You have heard it before on NOAA weather radio:  "The National Weather Service in Nashville has issued a tornado warning for Williamson County including the city of Franklin until 4:00 AM CDT.  At 3:15 AM CDT, National Weather Service Doppler radar indicated a developing tornado 25 miles southwest of the city of Franklin moving northeast at 40 mph.  A tornado may develop at any time.  Take cover now."  Then nothing happens and people begin ignoring Doppler indicated warnings.

Nature had "cried wolf" with me several times before when I spotted wall clouds without any resulting in a tornado.  Sometimes I tend to be too conservative with my storm reports.  The first time I assumed nothing would happen someone was killed by a tornado.  May 31, 2001 was the first time I did not take the situation seriously.  On that day, I was trying out my new video camera on a wall cloud that I spotted on I-65 just east of Columbia, TN.  To me it was just another wall cloud, but what I did not know was Doppler radar was indicating strong winds above ground level in that storm.  The pictures below were captured from the video I shot as the storm crossed I-65.

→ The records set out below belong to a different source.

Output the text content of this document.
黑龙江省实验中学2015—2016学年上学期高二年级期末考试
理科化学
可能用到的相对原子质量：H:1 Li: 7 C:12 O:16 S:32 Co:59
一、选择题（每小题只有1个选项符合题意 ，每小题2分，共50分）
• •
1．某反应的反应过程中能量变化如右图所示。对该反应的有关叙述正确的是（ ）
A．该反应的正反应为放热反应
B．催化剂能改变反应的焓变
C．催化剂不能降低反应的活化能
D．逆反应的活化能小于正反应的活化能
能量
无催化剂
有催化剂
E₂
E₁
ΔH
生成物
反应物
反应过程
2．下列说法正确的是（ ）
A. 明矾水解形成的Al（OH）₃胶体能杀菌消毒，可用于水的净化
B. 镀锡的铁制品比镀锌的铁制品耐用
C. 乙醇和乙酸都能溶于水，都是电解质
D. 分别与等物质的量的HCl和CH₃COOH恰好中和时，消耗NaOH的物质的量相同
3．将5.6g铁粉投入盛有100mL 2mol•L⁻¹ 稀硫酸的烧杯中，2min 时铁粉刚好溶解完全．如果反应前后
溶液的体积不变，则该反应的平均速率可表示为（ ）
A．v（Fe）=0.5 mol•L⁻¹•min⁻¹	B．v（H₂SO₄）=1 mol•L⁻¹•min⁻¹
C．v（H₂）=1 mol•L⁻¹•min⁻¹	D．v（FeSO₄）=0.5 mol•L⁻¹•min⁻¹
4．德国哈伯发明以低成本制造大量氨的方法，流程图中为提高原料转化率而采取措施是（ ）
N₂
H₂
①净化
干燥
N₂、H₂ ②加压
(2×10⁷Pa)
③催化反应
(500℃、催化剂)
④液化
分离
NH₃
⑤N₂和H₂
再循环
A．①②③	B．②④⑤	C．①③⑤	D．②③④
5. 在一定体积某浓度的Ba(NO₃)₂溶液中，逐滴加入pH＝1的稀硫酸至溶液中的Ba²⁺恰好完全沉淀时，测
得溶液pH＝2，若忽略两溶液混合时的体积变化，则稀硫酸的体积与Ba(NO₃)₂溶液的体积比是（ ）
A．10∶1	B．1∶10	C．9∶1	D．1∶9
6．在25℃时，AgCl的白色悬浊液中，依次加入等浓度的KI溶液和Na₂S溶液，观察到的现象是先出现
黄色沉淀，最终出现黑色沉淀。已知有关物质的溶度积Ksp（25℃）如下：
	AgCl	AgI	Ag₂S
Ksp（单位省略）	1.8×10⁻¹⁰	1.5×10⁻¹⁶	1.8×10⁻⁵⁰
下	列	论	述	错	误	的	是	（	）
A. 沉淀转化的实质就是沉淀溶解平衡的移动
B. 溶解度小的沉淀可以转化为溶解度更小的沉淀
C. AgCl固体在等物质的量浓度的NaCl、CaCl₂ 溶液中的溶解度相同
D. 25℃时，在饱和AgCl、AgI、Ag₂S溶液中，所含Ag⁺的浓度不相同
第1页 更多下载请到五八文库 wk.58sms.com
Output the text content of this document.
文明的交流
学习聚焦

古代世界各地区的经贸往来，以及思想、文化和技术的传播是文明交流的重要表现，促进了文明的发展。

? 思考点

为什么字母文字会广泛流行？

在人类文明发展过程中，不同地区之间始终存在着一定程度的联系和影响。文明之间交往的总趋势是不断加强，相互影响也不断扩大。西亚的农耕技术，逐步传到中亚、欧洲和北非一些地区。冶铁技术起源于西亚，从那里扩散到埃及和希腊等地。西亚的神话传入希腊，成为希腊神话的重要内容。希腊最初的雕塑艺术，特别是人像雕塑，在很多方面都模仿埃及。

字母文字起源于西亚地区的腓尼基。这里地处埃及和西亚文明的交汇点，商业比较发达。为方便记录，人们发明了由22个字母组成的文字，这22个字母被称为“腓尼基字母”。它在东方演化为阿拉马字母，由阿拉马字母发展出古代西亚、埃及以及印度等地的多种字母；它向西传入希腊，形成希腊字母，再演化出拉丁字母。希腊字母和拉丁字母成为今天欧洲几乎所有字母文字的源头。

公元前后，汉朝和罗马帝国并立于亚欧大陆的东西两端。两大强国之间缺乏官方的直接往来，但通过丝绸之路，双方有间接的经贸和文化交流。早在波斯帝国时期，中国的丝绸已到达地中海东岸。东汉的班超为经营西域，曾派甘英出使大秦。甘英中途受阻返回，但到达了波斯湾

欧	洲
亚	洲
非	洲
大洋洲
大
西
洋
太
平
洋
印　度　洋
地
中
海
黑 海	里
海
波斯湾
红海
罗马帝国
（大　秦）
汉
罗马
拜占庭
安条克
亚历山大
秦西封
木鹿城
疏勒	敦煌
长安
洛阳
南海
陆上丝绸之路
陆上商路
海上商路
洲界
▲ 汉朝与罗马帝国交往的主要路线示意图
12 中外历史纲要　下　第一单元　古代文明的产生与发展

The tornado touched down near Auburntown and killed one man.  Since that day, I became a true believer in Doppler Radar, and I strongly advise everyone to take all Doppler indicated warnings seriously every time.  Dopper radar can save lives.  The damage below is the result from the tornado that day.
Storm damage pictures are from the National Weather Service.

There is a new Radar tool on the horizon called Phased Array Radar.  This new tool promises earlier warnings and will not be available for years to come.  Until then, Doppler radar along with the eyes of a trained storm spotter are our best information sources in providing the public with life-saving weather warnings.